Most of the starch and sugar in these beige and white carbs are broken down into glucose for energy, and if you eat too much, the glucose is stored as fat.

 

Diet tips

Reduce:

  • Flour, rice, potatoes, pasta, breakfast cereals and other processed grains

  • White or highly processed brown bread

Replace with:

  • Cauliflower rice, celeriac, sweet potatoes

  • Rye or pumpernickel bread

Include:

  • Eggs, meat, fish, nuts and legumes

And half of each dish should be green or brightly coloured: fresh vegetables, salad greens, tomatoes and aubergines

 

But there is another type of carb - dietary fibre, found in fruit and vegetables - what we might call "green carbs". It keeps you full, slows stomach emptying, and is usually the part of the plant that supplies you with vitamins and minerals.

It's good for your teeth and gums and good for your guts, keeping everything moving and feeding your gut bacteria.

And then there is resistant starch - found in high-fibre foods such as lentils, beans and unprocessed whole grains - is also hard to digest in a good way: it gets right down into your lower digestive tract (your colon) where its main job is not to feed you but rather to feed your gut bacteria.

Healthy gut bacteria are linked to a wide range of benefits, both physical and mental.

And one other tip - reheating can also turn bad carbs into good - if you reheat starches like pasta or toasted bread from the freezer, the molecules reconfigure themselves and become more resistant, allowing them to travel further in your gut and feed your microbiome.
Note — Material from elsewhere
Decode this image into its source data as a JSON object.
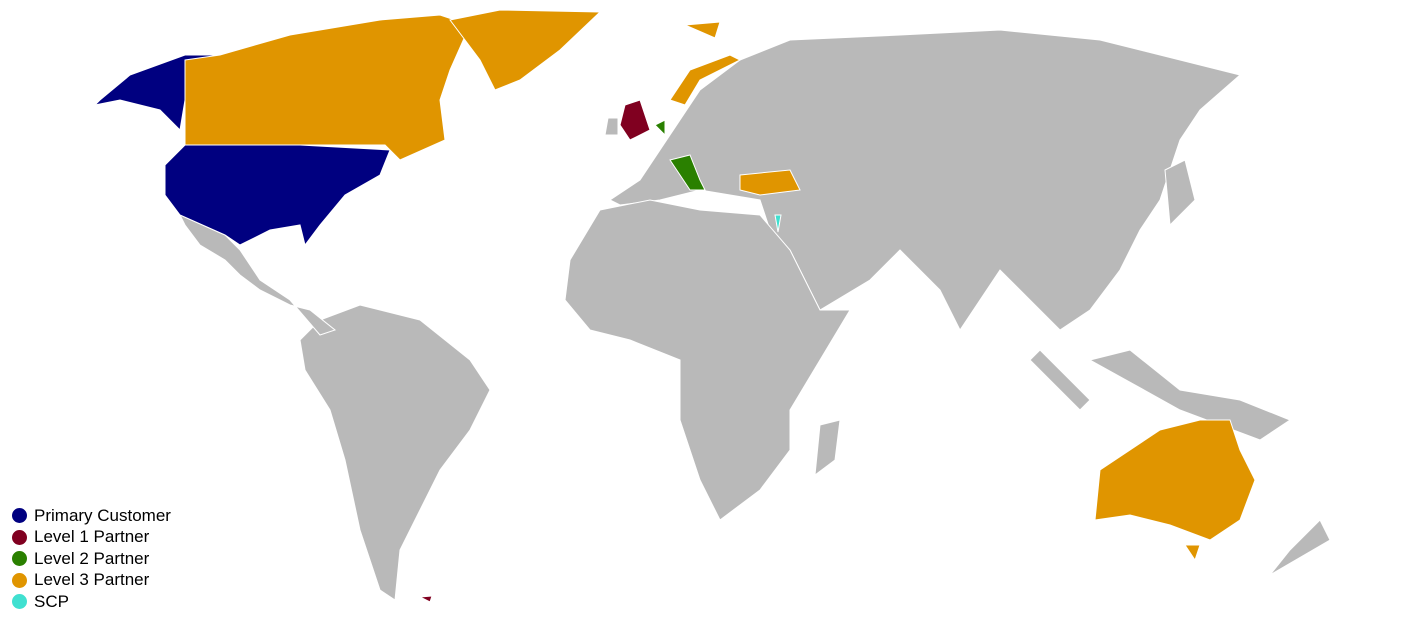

Diabetes 'barely detectable'

Two weeks on in Kirby, it was amazing to see that all seven patients had altered their diets as requested and opted for more green carbs.

They weren't feeling hungry, or finding it inconvenient, and they had started a chat group to help each other with recipes.

It was their measurements that astounded me: the diabetics had improved their blood sugar so dramatically that one of them was in part-remission.

In two weeks his type 2 diabetes, which he had had for 17 years, was barely detectable.

And six out of the seven lost half a stone or more.